If an agreement cannot be reached on the regular funding measure, funds for the department and other agencies for which regular spending bills have not been passed would be provided under a stopgap spending measure known as a continuing resolution.
The House version of the continuing resolution would set the Education Department’s fiscal 1985 spending at $17.8 billion--$17.2 billion as passed in the regular fiscal 1985 appropriation, plus $600 million for impact aid. The Senate continued work late last week on its version of the measure, which would provide federal education programs with about $17.6 billion.
The Senate approved a regular appropriations bill for the department that would also provide it with about $17.6 billion in fiscal 1985. The House version of the bill set department funding at $17.2 billion.
The Reagan Administration requested $15.5 billion for the department in fiscal 1985, an increase of about $100 million from the fiscal 1984 appropriation. (See Education Week, Aug. 22, 1984.)
Senate Version
Unlike the House spending measures, the Senate bills provide $200 million for the new program to improve the quality of mathematics and science instruction. They also provide $75 million for magnet schools in communities undergoing desegregation and $1 million for reconstruction of a school in Matador, Texas, which was destroyed last spring by a tornado and does not have adequate insurance to rebuild, according to the amendment’s sponsor, Senator Lloyd Bentsen, Democrat of Texas.
Senate Prayer Amendment
The Senate approved the fiscal 1985 appropriations bill for the department by a 71-to-20 vote last Tuesday after approving an amendment to it that would modify current law regarding prayer in public schools.
The chamber approved by unanimous consent a measure offered by Senator Jesse A. Helms, Republican of North Carolina, that would bar funds appropriated in the bill, HR 6028, from being “used to prevent individual voluntary prayer and meditation in public schools.”

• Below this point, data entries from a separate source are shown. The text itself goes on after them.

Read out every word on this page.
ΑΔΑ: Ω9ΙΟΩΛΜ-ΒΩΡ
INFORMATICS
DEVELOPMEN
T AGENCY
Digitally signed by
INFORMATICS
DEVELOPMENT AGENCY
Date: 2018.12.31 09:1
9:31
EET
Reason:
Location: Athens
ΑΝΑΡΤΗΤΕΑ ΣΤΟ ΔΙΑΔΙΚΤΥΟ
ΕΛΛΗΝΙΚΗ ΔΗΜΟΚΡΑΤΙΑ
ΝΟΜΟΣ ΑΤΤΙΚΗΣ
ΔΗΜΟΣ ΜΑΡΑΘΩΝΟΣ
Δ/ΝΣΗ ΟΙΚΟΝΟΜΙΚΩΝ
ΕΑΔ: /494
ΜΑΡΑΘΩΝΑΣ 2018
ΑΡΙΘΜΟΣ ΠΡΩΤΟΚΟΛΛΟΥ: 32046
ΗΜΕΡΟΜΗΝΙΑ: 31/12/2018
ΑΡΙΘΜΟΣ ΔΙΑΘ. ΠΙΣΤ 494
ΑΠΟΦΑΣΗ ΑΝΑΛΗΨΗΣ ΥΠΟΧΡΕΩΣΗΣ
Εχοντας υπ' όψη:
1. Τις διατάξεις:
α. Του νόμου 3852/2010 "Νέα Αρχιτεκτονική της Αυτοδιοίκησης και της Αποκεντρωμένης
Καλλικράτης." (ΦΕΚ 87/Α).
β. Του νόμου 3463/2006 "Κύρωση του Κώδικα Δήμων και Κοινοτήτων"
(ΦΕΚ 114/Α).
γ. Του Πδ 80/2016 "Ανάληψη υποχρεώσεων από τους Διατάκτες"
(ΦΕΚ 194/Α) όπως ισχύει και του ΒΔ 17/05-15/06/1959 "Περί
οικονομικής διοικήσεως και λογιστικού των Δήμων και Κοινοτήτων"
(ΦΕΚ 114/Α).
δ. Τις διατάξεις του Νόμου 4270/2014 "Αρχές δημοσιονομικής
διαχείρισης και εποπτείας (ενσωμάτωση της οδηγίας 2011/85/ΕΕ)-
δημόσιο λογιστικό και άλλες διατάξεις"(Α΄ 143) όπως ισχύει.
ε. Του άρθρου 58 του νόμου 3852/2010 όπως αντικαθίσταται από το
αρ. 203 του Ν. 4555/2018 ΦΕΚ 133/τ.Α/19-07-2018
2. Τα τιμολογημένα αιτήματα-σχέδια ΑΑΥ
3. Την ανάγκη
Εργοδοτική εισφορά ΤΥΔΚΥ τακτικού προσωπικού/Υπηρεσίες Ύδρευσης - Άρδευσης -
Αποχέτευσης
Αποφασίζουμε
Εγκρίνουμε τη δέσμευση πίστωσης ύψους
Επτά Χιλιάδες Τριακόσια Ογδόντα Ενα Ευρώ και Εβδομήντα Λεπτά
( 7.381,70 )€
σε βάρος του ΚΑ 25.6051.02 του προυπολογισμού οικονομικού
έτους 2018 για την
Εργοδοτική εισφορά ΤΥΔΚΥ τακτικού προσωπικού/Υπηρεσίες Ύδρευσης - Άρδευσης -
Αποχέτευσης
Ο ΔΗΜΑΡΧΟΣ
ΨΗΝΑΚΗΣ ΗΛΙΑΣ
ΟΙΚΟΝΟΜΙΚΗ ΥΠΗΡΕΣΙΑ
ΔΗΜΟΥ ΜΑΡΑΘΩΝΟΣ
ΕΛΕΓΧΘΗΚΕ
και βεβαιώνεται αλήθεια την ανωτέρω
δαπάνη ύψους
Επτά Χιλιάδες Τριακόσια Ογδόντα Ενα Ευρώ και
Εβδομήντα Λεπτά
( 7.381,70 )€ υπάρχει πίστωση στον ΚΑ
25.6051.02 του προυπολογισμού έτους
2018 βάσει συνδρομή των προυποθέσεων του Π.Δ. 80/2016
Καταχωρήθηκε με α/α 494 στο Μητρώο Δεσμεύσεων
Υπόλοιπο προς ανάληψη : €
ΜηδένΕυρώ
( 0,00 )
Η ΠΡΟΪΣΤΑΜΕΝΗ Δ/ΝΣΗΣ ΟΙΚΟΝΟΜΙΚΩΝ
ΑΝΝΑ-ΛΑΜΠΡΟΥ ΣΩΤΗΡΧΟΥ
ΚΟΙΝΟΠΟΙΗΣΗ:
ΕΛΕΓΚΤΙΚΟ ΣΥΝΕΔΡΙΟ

Senator Helms had originally proposed the same school-prayer language as in the House-passed appropriations bill, which would protect “the implementation of programs of voluntary prayer,” but compromised rather than face a floor fight. The House-passed language has been written into education appropriations bills since fiscal 1981, but was removed from the Senate version by that chamber’s appropriations committee.
Funding Levels
The Senate version of the regular appropriations bill provides about $3.7 billion for the Chapter 1 program for disadvantaged students for fiscal 1985, compared with $3.5 billion during the fiscal year that just ended. It provides about $532 million for Chapter 2 block grants, $53 million more than the fiscal 1984 level but considerably less than the $679 million set by the House. Funds for handicapped students are set at $1.3 million, about the same as the House-passed level and $80,000 more than current appropriations.
Senators also approved $831 million for vocational and adult education, the same as last year’s figure.
The Senate bill also establishes a $10-million fund for competitive grants to public schools that are implementing recommendations of the National Commission on Excellence in Education. The new program was authorized in the mathematics-and-science improvement bill passed by the Congress this summer and signed into law by President Reagan in August.
Under an amendment to the Senate spending measure that was offered by Senator Thomas F. Eagle-ton, Democrat of Missouri, local education agencies cannot receive more than $5 million each per fiscal year under the magnet-school-assistance section of the mathematics-and-science bill.
House Measure
The House, meanwhile, defeated an attempt to cut spending levels for education and other domestic programs in its version of the continuing resolution.
Representative Bill Frenzel, Republican of Minnesota, who offered the austerity measure, said that discretionary spending accounted for about $25.2 billion in the $96-billion bill and that his amendment would cut $504 million from the total. The amendment was defeated, 122-284.